I just had a thought about what Google might do. Maybe Cringely's stuff is just getting through my thick skull. What I imagine is that Google will decide to be the single huge global operating system. The more you compute, the more Google grows. Google is trying to be the best IT system on the planet. It has very strict rules about its APIs and it picks the best ones and publishes them.
Google as planetary IT reminds me of another old idea of mine. Back in 95 or so, when online banking was first getting started, I thought it would be a great idea for banks to become data trustees. This was back in the day when disk drives were all we had, and Iomega was considered the best possibility for backup. FWB had the best drives, outside of Seagate and people were just beginning to take the word 'terabyte' seriously. How it is that I ended up with my own terabyte of data is a long story, but I am increasingly taking advantage of websites like Flickr. But I'll tell you what, as soon as I can save all my MP3s and JPGs up on a Google service, you better bet I will.
That means my Google ID is becoming more and more important to me, even though I don't use Orkut any longer. Which brings me to another point. Yeah it's cool that I have a Pay Pal Card, but what about a Google ID card? To what extent does and will the public trust IT companies to manage things better than banks? If you think about it, banks have, in their own way had their authentication practices upstaged by those of internet and other providers. If you own a domain, for example, there is a much more complicated set of authentications than are required by banks. So will Google get into the identity business? It seems inevitable that they will. So what are the possibilities that certain transactions within a Google account are made as secure as those of say, Pay Pal? Ultimately, for people to trust Google and their Google identity, this must be guaranteed.

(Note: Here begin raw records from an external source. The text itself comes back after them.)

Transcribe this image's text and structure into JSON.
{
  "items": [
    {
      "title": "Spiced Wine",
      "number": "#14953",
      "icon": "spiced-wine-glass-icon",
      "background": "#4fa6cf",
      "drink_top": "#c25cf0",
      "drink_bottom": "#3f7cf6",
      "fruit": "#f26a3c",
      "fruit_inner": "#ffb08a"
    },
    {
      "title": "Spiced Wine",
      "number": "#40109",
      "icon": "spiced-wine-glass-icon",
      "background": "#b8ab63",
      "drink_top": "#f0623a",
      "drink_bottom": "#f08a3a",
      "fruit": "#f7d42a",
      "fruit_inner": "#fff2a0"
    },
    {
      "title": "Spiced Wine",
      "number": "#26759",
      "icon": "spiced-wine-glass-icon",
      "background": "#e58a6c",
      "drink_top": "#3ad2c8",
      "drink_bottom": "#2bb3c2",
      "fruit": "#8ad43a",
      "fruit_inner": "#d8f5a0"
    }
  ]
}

I like the idea of a private company with access to the security experts in the field being responsive to such information. Sure some people will get nervous about having 'all that information about me' cross-referenceable. We may never know if Google is hacked by the Feds for this information, but we'll trust Google first.
Google Enterprise
I wonder if and when Google might venture into large scale computing for enterprise applications. You see this is a place that very few corporations have gone. We all know they keep outsourcing their application builders and designers, a trade-off in quality for expediency and cost savings. I believe that Google has learned lessons building general purpose super-scalable applications that no IT departments have yet learned and that the biggest DB software companies like Oracle and Teradata believe only they know. That is the top of commercial computing, and I'm thinking of ways to get there. The ease with which Google is mastering application rollouts is fairly astonishing. It's something nobody else is doing. Their partnerships with Sun and AOL could mean business, and the idea of the Google Box means that all things are possible.